Kohl spricht vor über 50?000 auf dem Oberkirchplatz
Bundeskanzler Helmut Kohl berichtete US-Präsident Bush in der Woche vor den Wahlen in der DDR, dass er sich »in sechs Versammlungen an über eine Mio. Menschen gewandt habe.« Zu dieser Serie von Wahlkampfauftritten gehört auch die Kohl-Rede auf dem Cottbuser Oberkirchplatz am 13. März 1990. Die Lausitzer Rundschau berichtete so: »Mit einem Meer von schwarz-rot-goldenen Fahnen und zahlreichen Transparenten mit Aufschriften wie ›Für einig Vaterland im Haus Europa‹ und ›Helmut, zieh durch‹, bereiteten mehr als 50?000 Menschen am Dienstagnachmittag auf dem Cottbuser Oberkirchplatz Bundeskanzler Helmut Kohl einen begeisterten Empfang.« Die Wahlversprechen des West-CDU-Chefs stellten auch in Cottbus die Weichen für die Wahlen fünf Tage später. Kohl kündigte »im Falle einer Währungsunion“ die Umstellung der »Konten der kleinen Sparer im Verhältnis 1:1« an. Und: »Die durch den Strukturwandel freiwerdenden Arbeitskräfte werden nicht arbeitslos.« Was wollte man da noch mehr? Die Cottbuser sangen am Ende die dritte Strophe des Deutschlandliedes und bezeichneten den Träger der DDR-Fahne als »Rote Sau«.
Den treffendsten Kommentar zu der fünf Tage nach der Cottbuser Kohl-Rede folgenden Wahl schrieb der (frei gewählte) Chefredakteur der Lausitzer Rundschau.
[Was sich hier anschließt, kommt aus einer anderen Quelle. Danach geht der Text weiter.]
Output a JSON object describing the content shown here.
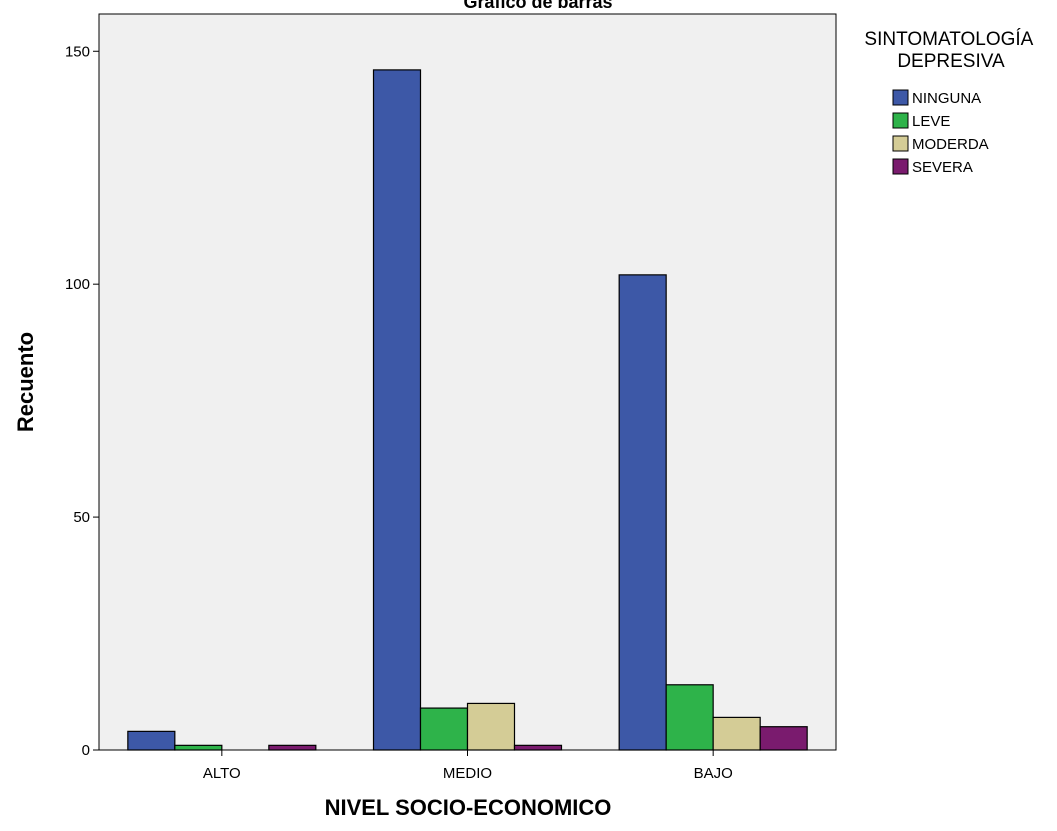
{
  "chart_data": {
    "type": "bar",
    "title": "Gráfico de barras",
    "xlabel": "NIVEL SOCIO-ECONOMICO",
    "ylabel": "Recuento",
    "categories": [
      "ALTO",
      "MEDIO",
      "BAJO"
    ],
    "ylim": [
      0,
      158
    ],
    "yticks": [
      0,
      50,
      100,
      150
    ],
    "grid": false,
    "legend_position": "right",
    "legend_title": "SINTOMATOLOGÍA DEPRESIVA",
    "series": [
      {
        "name": "NINGUNA",
        "color": "#3d58a7",
        "values": [
          4,
          146,
          102
        ]
      },
      {
        "name": "LEVE",
        "color": "#2eb34a",
        "values": [
          1,
          9,
          14
        ]
      },
      {
        "name": "MODERDA",
        "color": "#d4cc96",
        "values": [
          0,
          10,
          7
        ]
      },
      {
        "name": "SEVERA",
        "color": "#7a1b6e",
        "values": [
          1,
          1,
          5
        ]
      }
    ],
    "plot_background": "#f0f0f0"
  }
}
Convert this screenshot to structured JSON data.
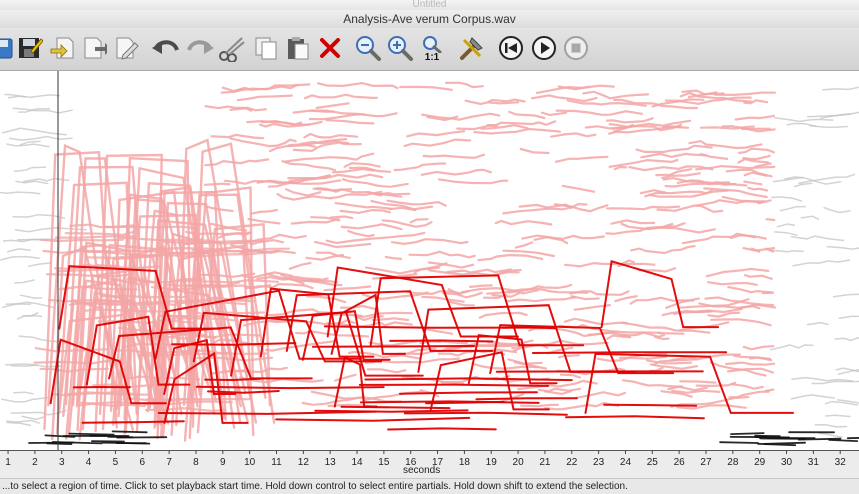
{
  "window": {
    "back_title": "Untitled",
    "title": "Analysis-Ave verum Corpus.wav"
  },
  "toolbar": {
    "buttons": [
      {
        "name": "save-icon"
      },
      {
        "name": "save-as-icon"
      },
      {
        "name": "export-icon"
      },
      {
        "name": "import-icon"
      },
      {
        "name": "edit-document-icon"
      },
      {
        "name": "undo-icon"
      },
      {
        "name": "redo-icon"
      },
      {
        "name": "cut-icon"
      },
      {
        "name": "copy-icon"
      },
      {
        "name": "paste-icon"
      },
      {
        "name": "delete-icon"
      },
      {
        "name": "zoom-out-icon"
      },
      {
        "name": "zoom-in-icon"
      },
      {
        "name": "zoom-actual-icon",
        "label": "1:1"
      },
      {
        "name": "tools-icon"
      },
      {
        "name": "rewind-icon"
      },
      {
        "name": "play-icon"
      },
      {
        "name": "stop-icon"
      }
    ]
  },
  "axis": {
    "label": "seconds",
    "ticks": [
      "1",
      "2",
      "3",
      "4",
      "5",
      "6",
      "7",
      "8",
      "9",
      "10",
      "11",
      "12",
      "13",
      "14",
      "15",
      "16",
      "17",
      "18",
      "19",
      "20",
      "21",
      "22",
      "23",
      "24",
      "25",
      "26",
      "27",
      "28",
      "29",
      "30",
      "31",
      "32"
    ],
    "xlim": [
      0.7,
      32.7
    ]
  },
  "colors": {
    "partials_light": "#f3a6a6",
    "partials_selected": "#e00000",
    "background_partials": "#c0c0c0"
  },
  "status": {
    "text": "...to select a region of time. Click to set playback start time. Hold down control to select entire partials. Hold down shift to extend the selection."
  }
}
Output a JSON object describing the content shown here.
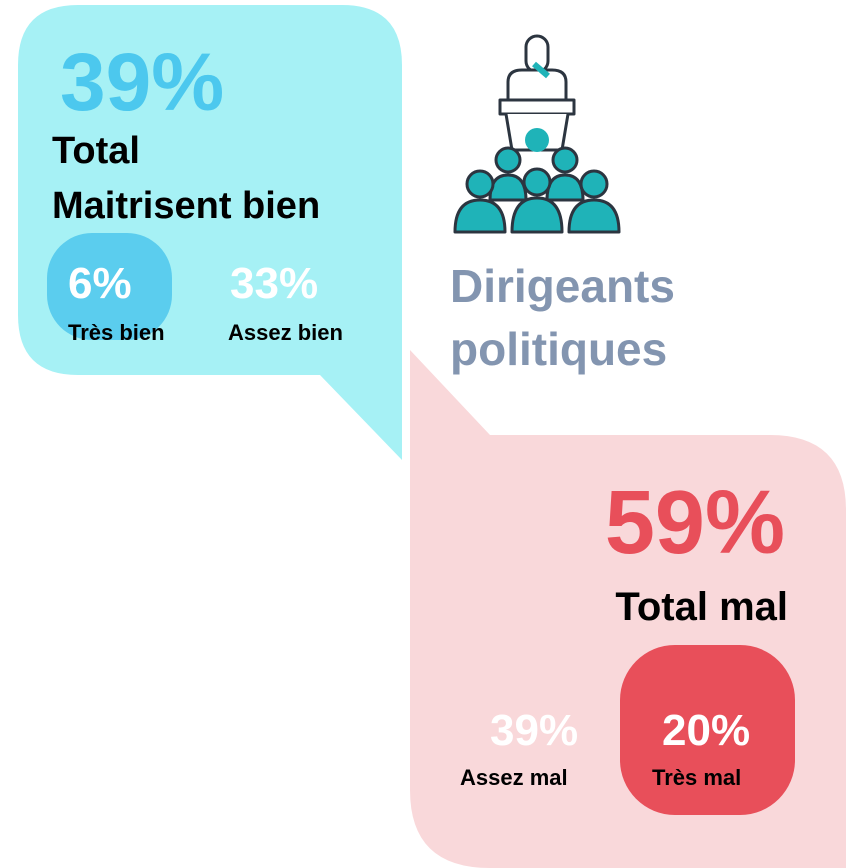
{
  "good": {
    "total": "39%",
    "label_line1": "Total",
    "label_line2": "Maitrisent bien",
    "items": [
      {
        "value": "6%",
        "label": "Très bien"
      },
      {
        "value": "33%",
        "label": "Assez bien"
      }
    ]
  },
  "title": {
    "line1": "Dirigeants",
    "line2": "politiques"
  },
  "bad": {
    "total": "59%",
    "label": "Total mal",
    "items": [
      {
        "value": "39%",
        "label": "Assez mal"
      },
      {
        "value": "20%",
        "label": "Très mal"
      }
    ]
  }
}
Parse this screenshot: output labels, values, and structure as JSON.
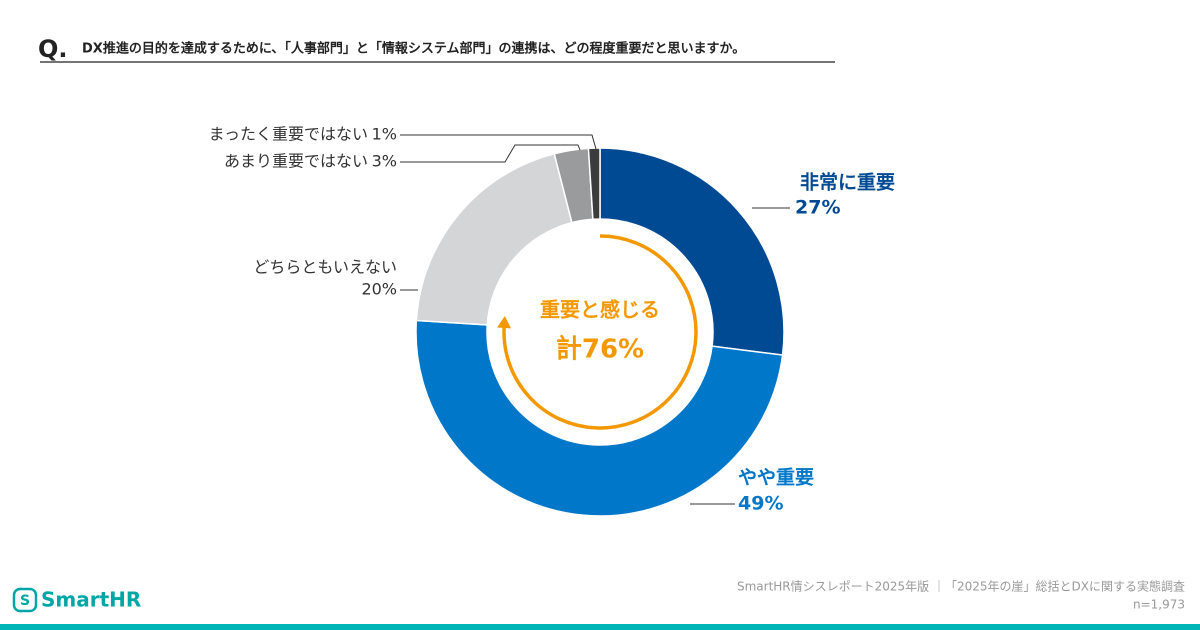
{
  "header": {
    "q": "Q.",
    "question": "DX推進の目的を達成するために、「人事部門」と「情報システム部門」の連携は、どの程度重要だと思いますか。"
  },
  "chart_data": {
    "type": "donut",
    "categories": [
      "非常に重要",
      "やや重要",
      "どちらともいえない",
      "あまり重要ではない",
      "まったく重要ではない"
    ],
    "values": [
      27,
      49,
      20,
      3,
      1
    ],
    "value_labels": [
      "27%",
      "49%",
      "20%",
      "3%",
      "1%"
    ],
    "colors": [
      "#004a94",
      "#0077c8",
      "#d4d5d7",
      "#9a9b9d",
      "#3c3c3c"
    ],
    "center_label": "重要と感じる",
    "center_total": "計76%",
    "highlight_color": "#f39800"
  },
  "footer": {
    "logo": "SmartHR",
    "source": "SmartHR情シスレポート2025年版 ｜「2025年の崖」総括とDXに関する実態調査",
    "n": "n=1,973"
  }
}
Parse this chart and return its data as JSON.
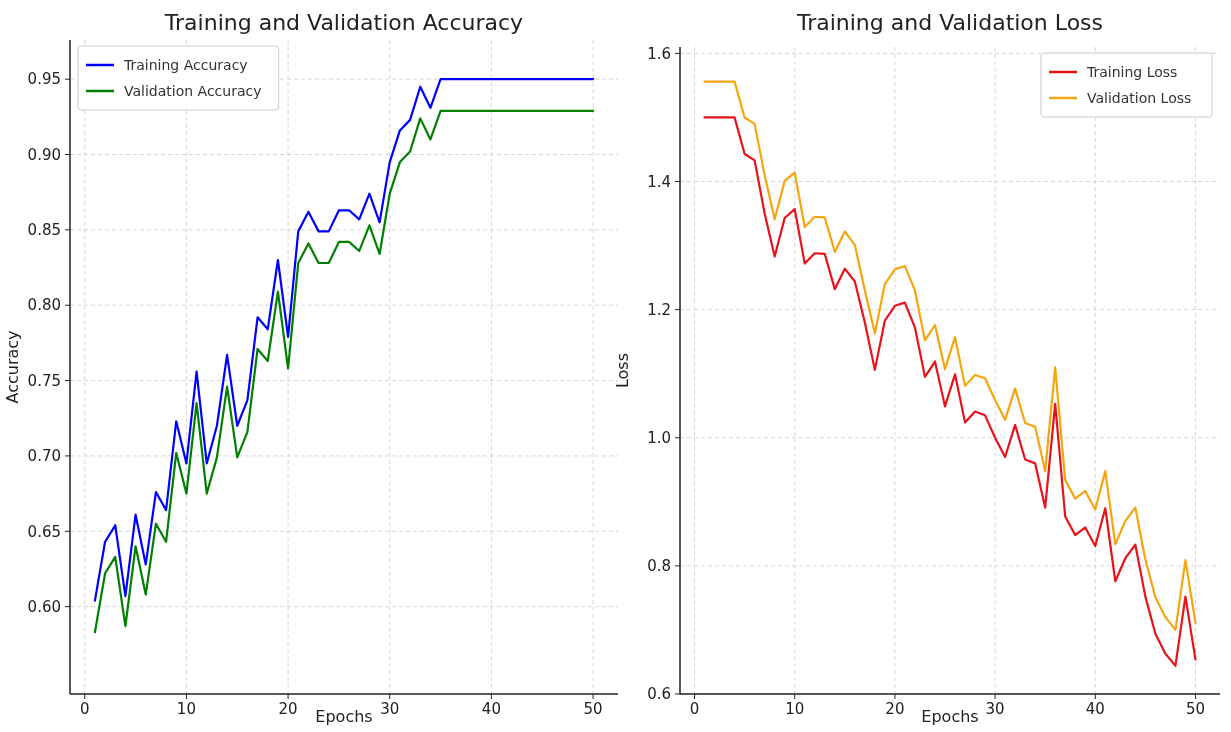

Sieger sind danach jene, »die von der Bundesrepublik am massivsten unterstützt worden sind.« Auch die Verlierer nannte Wolfgang Nagorske: »Ich meine, die Zahlen spiegeln Gewicht und Verdienste der Bürgerbewegungen nicht wider. Waren es doch vor allem sie, die im Herbst 89 auf der Straße die Wende einleiteten.«
Die Wahlergebnisse
Und wie sahen diese Ergebnisse der Wahlen aus? Am Abend des 18. März war der Traum von einem alternativen Weg eines demokratischen ostdeutschen Staates mit einer neuen Verfassung ausgeträumt. Die Mehrheit wünschte sich nicht Basisdemokratie und eine solidarische Gesellschaft, sondern wollte Teilhabe an der bunten Konsumgesellschaft. Die CDU erreichte 40,8 %, mit den 6,3 % der DSU also
47,1 %. Die SPD kam auf bescheidende 21,9 %. Zwei Ergebnisse dieser ersten freien Wahlen überraschten die Menschen hüben und drüben. Die PDS endete nicht, wie von Kohl prognostiziert, »weit abgeschlagen«, sondern erreichte mit 16,23 % einen achtbaren dritten Platz. Geradezu marginalisiert fanden sich die Bürgerbewegungen, die Initiatoren der friedlichen Revolution, am Wahlabend wieder.
Unmittelbar im Wahlkreis Cottbus sahen die Ergebnisse ähnlich aus. Bei einer hohen (nie wieder erreichten) Wahlbeteiligung von 91,47 % erreichte die CDU 33,3 %, die PDS belegte mit 27 % Platz 2, gefolgt von der SPD mit 22 %. In Anbetracht des ruppigen Wahlkampfes wandte sich OB Kleinschmidt an seine Cottbuser: »Schon in der nächsten Woche beginnt die Vorbereitung der Kommunalwahl. Hoffen wir, dass dann, wenn es um die konkrete Geschichte unserer Stadt, um die Zukunft unseres Cottbus geht, wieder etwas leisere und versöhnlichere Töne im Wahlkampf angeschlagen werden.« Die Parteien und die Bürger der Stadt blickten jetzt auf den 6. Mai.